Seorang muslim wajib—setelah beriman kepada Allah—untuk mengenal akidah ini, berpegang teguh dengannya, dan menyeru manusia kepadanya, serta mengeluarkan mereka dari kegelapan menuju cahaya. Sebagaimana firman Allah Ta‘ala:
“Dan barang siapa berpegang teguh kepada Allah, maka sungguh dia telah diberi petunjuk kepada jalan yang lurus.”(QS. Ali 'Imran: 101)
Allah juga berfirman:
“Sesungguhnya orang-orang yang kafir dan menghalangi (manusia) dari jalan Allah, serta memusuhi Rasul, setelah petunjuk jelas bagi mereka, mereka tidak akan dapat memberi mudarat kepada Allah sedikit pun; dan Allah akan menghapus amal-amal mereka.”(QS. Muhammad: 32)

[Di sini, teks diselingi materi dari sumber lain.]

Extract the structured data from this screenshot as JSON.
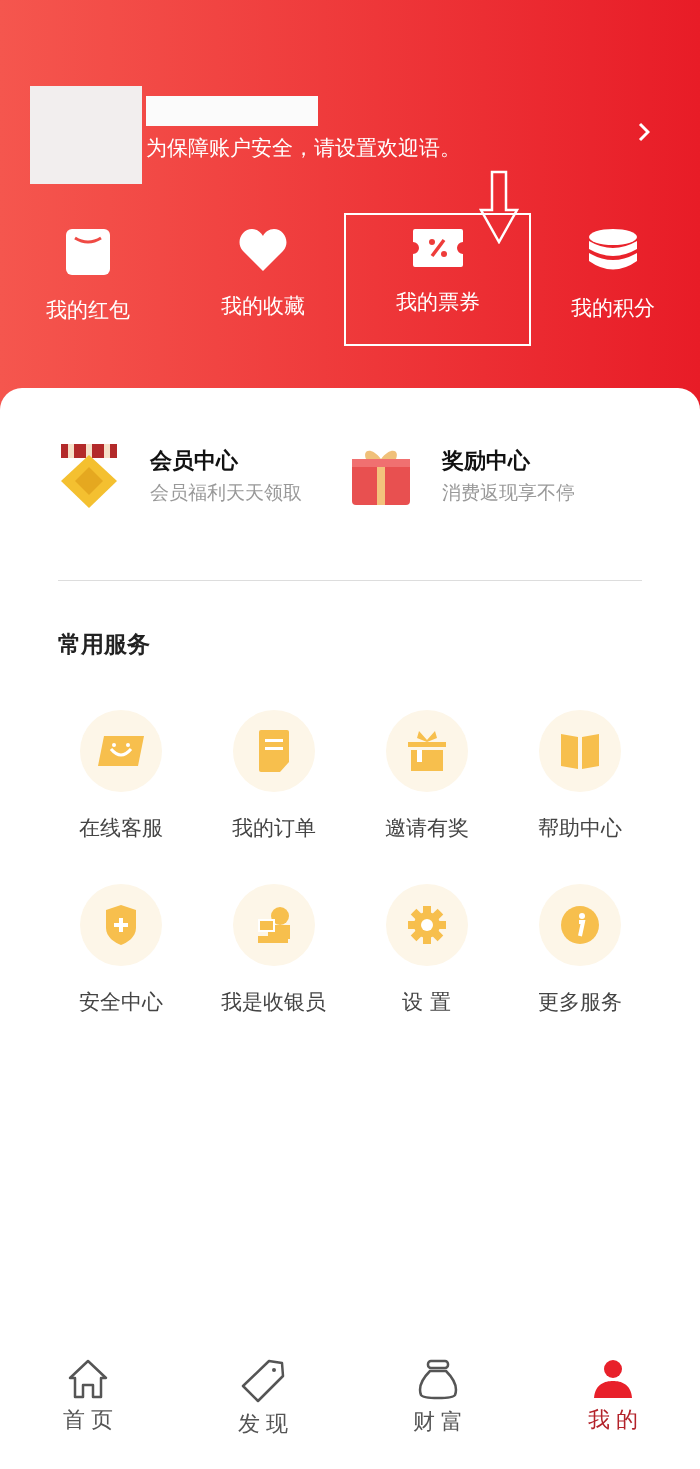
{
  "profile": {
    "greeting": "为保障账户安全，请设置欢迎语。"
  },
  "quick_links": [
    {
      "label": "我的红包",
      "highlighted": false
    },
    {
      "label": "我的收藏",
      "highlighted": false
    },
    {
      "label": "我的票券",
      "highlighted": true
    },
    {
      "label": "我的积分",
      "highlighted": false
    }
  ],
  "promos": [
    {
      "title": "会员中心",
      "subtitle": "会员福利天天领取"
    },
    {
      "title": "奖励中心",
      "subtitle": "消费返现享不停"
    }
  ],
  "services": {
    "title": "常用服务",
    "items": [
      {
        "label": "在线客服"
      },
      {
        "label": "我的订单"
      },
      {
        "label": "邀请有奖"
      },
      {
        "label": "帮助中心"
      },
      {
        "label": "安全中心"
      },
      {
        "label": "我是收银员"
      },
      {
        "label": "设 置"
      },
      {
        "label": "更多服务"
      }
    ]
  },
  "tabs": [
    {
      "label": "首页",
      "selected": false
    },
    {
      "label": "发现",
      "selected": false
    },
    {
      "label": "财富",
      "selected": false
    },
    {
      "label": "我的",
      "selected": true
    }
  ]
}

Dakwah kepada Akidah adalah Pokok
Dakwah kepada akidah Islamiyah adalah pondasi utama. Para rasul semuanya memulai dakwah mereka dengan seruan kepada tauhid. Sebagaimana firman Allah:
“Dan sungguh, Kami telah mengutus seorang rasul kepada setiap umat (dengan membawa seruan): Sembahlah Allah dan jauhilah thaghut.”(QS. An-Nahl: 36)
Setiap nabi memulai dakwahnya dari sini. Nabi Nuh ‘alaihis salam berkata:
“Sembahlah Allah, tidak ada Tuhan selain-Nya.”(QS. Al-Mu’minun: 23)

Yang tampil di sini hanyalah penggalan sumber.